Photo credit: Nisha Sondhe

“So it was kinda like, don’t play ‘Black’ music, don’t play ‘cab driver’ music. We got an opportunity to develop a concept for a regular night at SOBs having opened for a band where they didn’t think many people would show. We brought out a huge crowd on a cold Tuesday night in winter,” she said.

The Basement Bhangra party took off after the first night. It had many iterations, fundraisers, activism and musical debuts from Bhangra and Punjabi artists, including the Punjabi MC. The last Basement Bhangra event took place in 2017 at Summer Stage following a successful 20-year run.

“Bhangra is a music and dance. It’s very demonstrative, it’s like a full-body experience. I think Basement Bhangra created a space to enjoy and revel in that music. I think Basement Bhangra created a space to enjoy and revel in that music,” DJ Rekha said.
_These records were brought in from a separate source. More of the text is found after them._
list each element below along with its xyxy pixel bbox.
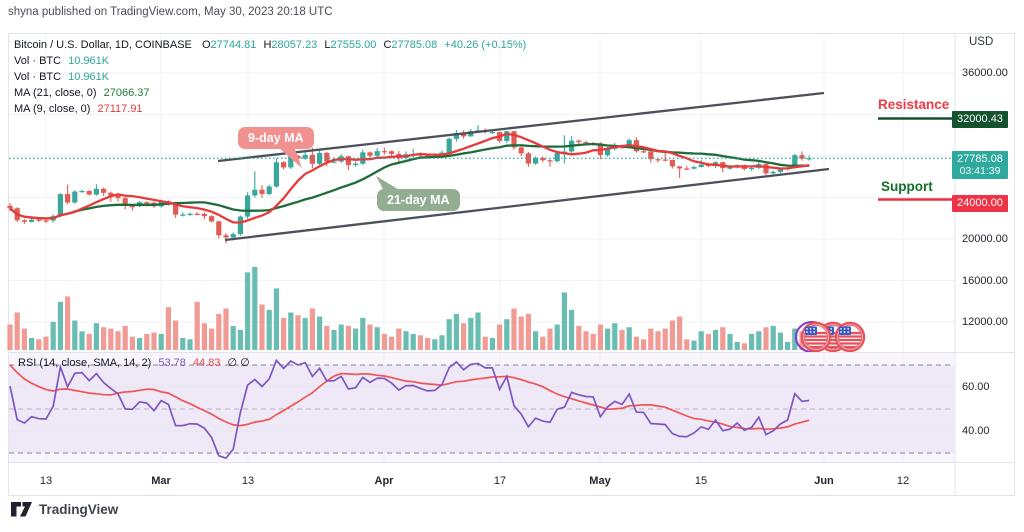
support-label[interactable]: Support (881, 179, 933, 194)
time-axis-label: May (589, 475, 611, 487)
volume-value: 10.961K (68, 55, 110, 67)
time-axis-label: Apr (374, 475, 394, 487)
time-axis-label: Jun (814, 475, 834, 487)
low-value: 27555.00 (330, 39, 377, 51)
high-value: 28057.23 (271, 39, 318, 51)
symbol-legend-row[interactable]: Bitcoin / U.S. Dollar, 1D, COINBASE O277… (14, 37, 526, 53)
time-axis-label: 15 (694, 475, 708, 487)
time-axis-label: 13 (39, 475, 53, 487)
rsi-value: 53.78 (158, 357, 186, 369)
rsi-axis-label: 60.00 (962, 381, 990, 393)
rsi-legend-row[interactable]: RSI (14, close, SMA, 14, 2) 53.78 44.83 … (18, 356, 250, 369)
tradingview-watermark-text: TradingView (39, 502, 119, 517)
symbol-title[interactable]: Bitcoin / U.S. Dollar, 1D, COINBASE (14, 39, 192, 51)
price-axis-label: 16000.00 (962, 274, 1008, 287)
resistance-price-badge: 32000.43 (952, 111, 1008, 128)
main-legend: Bitcoin / U.S. Dollar, 1D, COINBASE O277… (14, 37, 526, 117)
volume-legend-row[interactable]: Vol · BTC 10.961K (14, 53, 526, 69)
rsi-pane[interactable] (9, 353, 955, 462)
volume-label: Vol · BTC (14, 55, 62, 67)
close-value: 27785.08 (391, 39, 438, 51)
ma21-legend-row[interactable]: MA (21, close, 0) 27066.37 (14, 85, 526, 101)
rsi-sma-value: 44.83 (192, 357, 221, 369)
close-label: C (383, 39, 392, 51)
rsi-axis-label: 40.00 (962, 425, 990, 437)
low-label: L (324, 39, 331, 51)
currency-label: USD (969, 36, 994, 48)
ma9-legend-row[interactable]: MA (9, close, 0) 27117.91 (14, 101, 526, 117)
open-label: O (201, 39, 211, 51)
tradingview-watermark[interactable]: TradingView (10, 501, 118, 518)
last-price-value: 27785.08 (957, 153, 1003, 165)
price-axis-label: 12000.00 (962, 316, 1008, 328)
change-value: +40.26 (+0.15%) (444, 39, 527, 51)
ma9-value: 27117.91 (97, 103, 143, 115)
ma21-callout[interactable]: 21-day MA (377, 189, 460, 211)
volume-value-2: 10.961K (68, 71, 110, 83)
rsi-label: RSI (14, close, SMA, 14, 2) (18, 357, 152, 369)
high-label: H (263, 39, 272, 51)
rsi-bands-hidden: ∅ ∅ (227, 357, 250, 369)
ma9-callout[interactable]: 9-day MA (238, 127, 314, 149)
time-axis-label: Mar (151, 475, 171, 487)
resistance-label[interactable]: Resistance (878, 97, 950, 112)
price-axis-label: 36000.00 (962, 67, 1008, 79)
volume-label-2: Vol · BTC (14, 71, 62, 83)
open-value: 27744.81 (210, 39, 257, 51)
last-price-badge: 27785.08 03:41:39 (952, 151, 1008, 179)
time-axis-label: 12 (896, 475, 910, 487)
support-price-badge: 24000.00 (952, 195, 1008, 212)
ma21-value: 27066.37 (103, 87, 150, 99)
price-axis-label: 20000.00 (962, 233, 1008, 245)
ma21-label: MA (21, close, 0) (14, 87, 97, 99)
tradingview-logo-icon (11, 502, 32, 517)
bar-countdown: 03:41:39 (959, 165, 1001, 177)
time-axis-label: 13 (241, 475, 255, 487)
ma9-label: MA (9, close, 0) (14, 103, 91, 115)
volume-legend-row-2[interactable]: Vol · BTC 10.961K (14, 69, 526, 85)
publish-attribution: shyna published on TradingView.com, May … (8, 6, 333, 18)
time-axis-label: 17 (493, 475, 507, 487)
In 2007, the New York Times named her the “Ambassador of Bhangra” and she is often credited with popularizing the genre in North America.

Present day

Since Basement Bhangra, DJ Rekha started a podcast called Bhangra and Beyond, a weekly music show during which she plays Bhangra music and does a deep dive into the analogue and creations a DJ.

She attended grad school at Massachusetts Institute of Technology (MIT) where she completed a masters in comparative studies. One of her projects was an ethnography and podcast centered on “contemporary DJ practices through the experiences of [people of color] and queer women.”

“I’m a DJ nerd. I love DJing and I really think that in my study of DJing from living it to reading everything about it, there’s so little documented about women’s experiences. It’s all through the male point of view. So, this work for me was important in just getting out, learning what DJing is today, what it feels like, but also just using women’s voices,” DJ Rekha said.

The DJ is also setting up a studio in Woodside, not far from her current home in Jackson Heights. During the two years of grad school, she traveled to Sweden, India, England, Mexico, LA and Chicago to DJ.

When she’s not DJing, she sits on the board of Chhaya CDC, an organization founded to advocate for the housing needs of South Asians in New York City.